Using HuggingFace Argument Parser

Posted on 04/12/2024 in posts python

When writing python scripts, I rely a lot of using command line arguments to make the script reusable across different configurations.

To support this I have been using Huggingface Argument Parser HfArgumentParser for some time. This pars

The parser is a wrapper of Python's default ArgumentParser which allows specifying the arguments via dataclasses. This allows it to return specific dataclass objects after parsing the whole command line arguments.

Some additional features we get from the HFfArgumentParser is to read the configuration from a JSON or YAML file via its parse_json_file and parse_yaml_file functions.

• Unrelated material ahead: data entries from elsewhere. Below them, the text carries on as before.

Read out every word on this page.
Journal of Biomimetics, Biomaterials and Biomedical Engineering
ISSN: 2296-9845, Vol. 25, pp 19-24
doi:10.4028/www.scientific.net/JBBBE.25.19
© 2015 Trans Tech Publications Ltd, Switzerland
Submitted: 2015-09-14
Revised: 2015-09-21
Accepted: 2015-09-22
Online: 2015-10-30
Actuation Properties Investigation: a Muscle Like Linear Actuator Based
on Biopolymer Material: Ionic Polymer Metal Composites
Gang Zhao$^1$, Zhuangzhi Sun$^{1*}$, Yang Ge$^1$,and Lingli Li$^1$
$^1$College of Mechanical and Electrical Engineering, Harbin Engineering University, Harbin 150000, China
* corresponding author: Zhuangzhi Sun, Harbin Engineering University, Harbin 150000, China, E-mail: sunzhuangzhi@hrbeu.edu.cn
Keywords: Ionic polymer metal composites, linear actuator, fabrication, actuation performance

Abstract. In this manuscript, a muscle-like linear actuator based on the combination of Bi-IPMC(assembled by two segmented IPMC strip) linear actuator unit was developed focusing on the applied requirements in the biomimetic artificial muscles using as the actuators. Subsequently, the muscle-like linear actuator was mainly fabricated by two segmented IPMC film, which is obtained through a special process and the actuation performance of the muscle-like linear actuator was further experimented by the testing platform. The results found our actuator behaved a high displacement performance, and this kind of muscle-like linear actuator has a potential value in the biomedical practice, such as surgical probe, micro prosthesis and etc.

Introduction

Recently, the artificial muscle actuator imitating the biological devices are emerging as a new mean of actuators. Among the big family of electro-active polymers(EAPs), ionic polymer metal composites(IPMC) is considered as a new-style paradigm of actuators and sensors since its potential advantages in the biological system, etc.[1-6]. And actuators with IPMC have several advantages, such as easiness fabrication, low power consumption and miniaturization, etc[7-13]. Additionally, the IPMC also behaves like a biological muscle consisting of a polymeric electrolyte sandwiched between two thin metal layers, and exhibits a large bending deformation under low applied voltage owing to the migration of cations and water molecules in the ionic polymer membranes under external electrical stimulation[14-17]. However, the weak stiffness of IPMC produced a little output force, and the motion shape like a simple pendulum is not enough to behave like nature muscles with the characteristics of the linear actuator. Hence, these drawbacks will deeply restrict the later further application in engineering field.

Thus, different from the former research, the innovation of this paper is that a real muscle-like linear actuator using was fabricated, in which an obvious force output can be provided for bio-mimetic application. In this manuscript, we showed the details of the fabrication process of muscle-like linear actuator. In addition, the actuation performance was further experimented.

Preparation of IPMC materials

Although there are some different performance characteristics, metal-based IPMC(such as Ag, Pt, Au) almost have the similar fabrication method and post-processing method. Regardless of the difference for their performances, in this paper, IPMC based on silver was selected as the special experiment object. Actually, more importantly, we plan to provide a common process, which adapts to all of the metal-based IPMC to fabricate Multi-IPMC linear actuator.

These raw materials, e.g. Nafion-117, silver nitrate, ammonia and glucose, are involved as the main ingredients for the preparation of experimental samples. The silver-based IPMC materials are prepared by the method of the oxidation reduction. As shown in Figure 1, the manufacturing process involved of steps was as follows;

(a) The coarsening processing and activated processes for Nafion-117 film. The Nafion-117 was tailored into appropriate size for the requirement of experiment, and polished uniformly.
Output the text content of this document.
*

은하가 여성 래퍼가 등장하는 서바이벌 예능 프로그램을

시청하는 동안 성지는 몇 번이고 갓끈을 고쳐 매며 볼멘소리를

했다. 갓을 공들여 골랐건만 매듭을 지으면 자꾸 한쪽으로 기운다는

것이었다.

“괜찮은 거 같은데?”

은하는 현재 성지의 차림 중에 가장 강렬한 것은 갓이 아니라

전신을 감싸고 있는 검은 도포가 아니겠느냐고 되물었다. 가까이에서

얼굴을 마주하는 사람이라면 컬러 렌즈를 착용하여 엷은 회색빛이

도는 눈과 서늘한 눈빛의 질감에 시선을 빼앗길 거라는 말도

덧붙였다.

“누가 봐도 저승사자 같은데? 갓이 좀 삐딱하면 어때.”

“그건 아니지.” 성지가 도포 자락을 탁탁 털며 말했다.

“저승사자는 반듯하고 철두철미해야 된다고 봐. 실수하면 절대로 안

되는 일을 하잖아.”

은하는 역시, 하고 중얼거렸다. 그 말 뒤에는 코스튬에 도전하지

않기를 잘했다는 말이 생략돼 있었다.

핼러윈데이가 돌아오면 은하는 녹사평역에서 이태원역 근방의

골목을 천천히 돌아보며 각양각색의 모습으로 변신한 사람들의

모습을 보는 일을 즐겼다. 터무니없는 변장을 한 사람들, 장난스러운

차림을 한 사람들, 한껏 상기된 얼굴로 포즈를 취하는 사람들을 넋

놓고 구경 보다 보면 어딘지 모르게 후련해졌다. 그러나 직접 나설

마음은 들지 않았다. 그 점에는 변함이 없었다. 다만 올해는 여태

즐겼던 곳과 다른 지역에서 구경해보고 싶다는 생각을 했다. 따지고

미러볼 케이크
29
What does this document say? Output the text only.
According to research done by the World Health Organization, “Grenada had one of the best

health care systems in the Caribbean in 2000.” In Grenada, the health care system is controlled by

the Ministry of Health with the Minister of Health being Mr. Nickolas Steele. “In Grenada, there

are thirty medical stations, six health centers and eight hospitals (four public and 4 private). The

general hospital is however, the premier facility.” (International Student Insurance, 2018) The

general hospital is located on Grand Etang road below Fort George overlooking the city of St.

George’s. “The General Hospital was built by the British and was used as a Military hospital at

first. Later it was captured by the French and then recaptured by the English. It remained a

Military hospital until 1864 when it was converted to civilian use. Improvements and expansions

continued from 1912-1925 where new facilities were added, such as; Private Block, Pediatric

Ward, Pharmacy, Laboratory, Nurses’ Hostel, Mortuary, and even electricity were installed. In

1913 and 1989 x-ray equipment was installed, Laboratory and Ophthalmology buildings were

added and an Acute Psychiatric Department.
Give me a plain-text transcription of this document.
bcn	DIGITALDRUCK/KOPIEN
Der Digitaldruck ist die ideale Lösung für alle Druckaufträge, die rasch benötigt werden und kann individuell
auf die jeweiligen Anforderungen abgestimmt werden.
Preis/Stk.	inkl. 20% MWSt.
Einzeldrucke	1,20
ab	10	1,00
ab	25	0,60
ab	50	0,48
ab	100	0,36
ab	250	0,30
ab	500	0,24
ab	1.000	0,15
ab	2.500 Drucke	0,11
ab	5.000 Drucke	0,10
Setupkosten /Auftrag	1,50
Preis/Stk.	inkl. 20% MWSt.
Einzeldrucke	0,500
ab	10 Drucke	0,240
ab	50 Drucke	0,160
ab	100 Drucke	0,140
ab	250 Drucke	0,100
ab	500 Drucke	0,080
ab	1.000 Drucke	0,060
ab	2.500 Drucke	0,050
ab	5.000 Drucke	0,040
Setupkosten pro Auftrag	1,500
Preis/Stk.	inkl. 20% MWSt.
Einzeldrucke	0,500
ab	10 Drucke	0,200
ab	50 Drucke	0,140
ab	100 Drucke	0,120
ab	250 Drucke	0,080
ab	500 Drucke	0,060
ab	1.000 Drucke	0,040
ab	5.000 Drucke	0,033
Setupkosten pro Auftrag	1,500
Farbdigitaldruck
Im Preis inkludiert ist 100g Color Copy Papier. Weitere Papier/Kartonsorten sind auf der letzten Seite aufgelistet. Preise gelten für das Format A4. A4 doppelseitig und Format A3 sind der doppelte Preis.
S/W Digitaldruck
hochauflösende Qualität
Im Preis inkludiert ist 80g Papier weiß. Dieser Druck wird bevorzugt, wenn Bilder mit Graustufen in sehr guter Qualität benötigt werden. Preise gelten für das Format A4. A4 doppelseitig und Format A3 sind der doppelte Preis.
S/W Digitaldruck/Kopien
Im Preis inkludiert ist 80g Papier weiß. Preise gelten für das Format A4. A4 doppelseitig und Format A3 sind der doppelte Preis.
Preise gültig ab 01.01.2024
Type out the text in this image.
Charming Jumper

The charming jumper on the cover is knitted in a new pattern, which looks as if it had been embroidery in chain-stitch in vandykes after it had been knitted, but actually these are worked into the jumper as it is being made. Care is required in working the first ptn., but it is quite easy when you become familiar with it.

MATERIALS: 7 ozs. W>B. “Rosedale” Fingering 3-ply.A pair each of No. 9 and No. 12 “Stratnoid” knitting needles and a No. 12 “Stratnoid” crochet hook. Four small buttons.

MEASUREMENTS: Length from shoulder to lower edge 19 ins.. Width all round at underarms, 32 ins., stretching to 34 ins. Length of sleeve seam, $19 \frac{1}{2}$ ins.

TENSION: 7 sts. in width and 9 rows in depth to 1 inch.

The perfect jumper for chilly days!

Overall, I really like the ability to write arguments via dataclasses and then using the __post_init__ to create custom arguments which I can use in the model.

E.g.

@dataclass
class EvalArgs:
    model_name_or_path: str = field(metadata={"help": "location of the model"})
    file_suffix: str = field(default="", metadata={"help": "file_suffix for output folder"})
    batch_size: int = field(default=64, metadata={"help": "batch size"})
    max_length: int = field(default=512, metadata={"help": "max length"})
    dataset_paths: list[str] = field(default_factory=list, metadata={"help": "datasets used for the model"})
    dataset_names: list[str] = field(default_factory=list, metadata={"help": "datasets names for each dataset"})

    def __post_init__(self):
        if not self.dataset_names:
            self.dataset_names = [f"dataset_{i}" for i in range(len(self.dataset_paths))]
        assert len(self.dataset_paths) == len(self.dataset_names), f"{len(self.dataset_paths)=} != {len(self.dataset_names)=}"
        self.datasets = dict(zip(self.dataset_names, self.dataset_paths))

parser = HfArgumentParser([EvalArgs])
eval_args, unknown_args = parser.parse_args_into_dataclasses([
    "--model_name_or_path", "./model", 
    "--dataset_paths", "d1_path", "d2_path", 
    "--dataset_names", "d1", "d2", 
    "--max_length", "52"
], return_remaining_strings=True)
print(f"{eval_args=}, {unknown_args=}")
eval_args.datasets

Will return the following output:

eval_args=EvalArgs(model_name_or_path='./model', file_suffix='', batch_size=64, max_length=52, dataset_paths=['d1_path', 'd2_path'], dataset_names=['d1', 'd2']), unknown_args=[]
{'d1': 'd1_path', 'd2': 'd2_path'}

This allows for easily writing training and evaluation scripts for models. This also allows for easily reading the script from JSON or YAML files.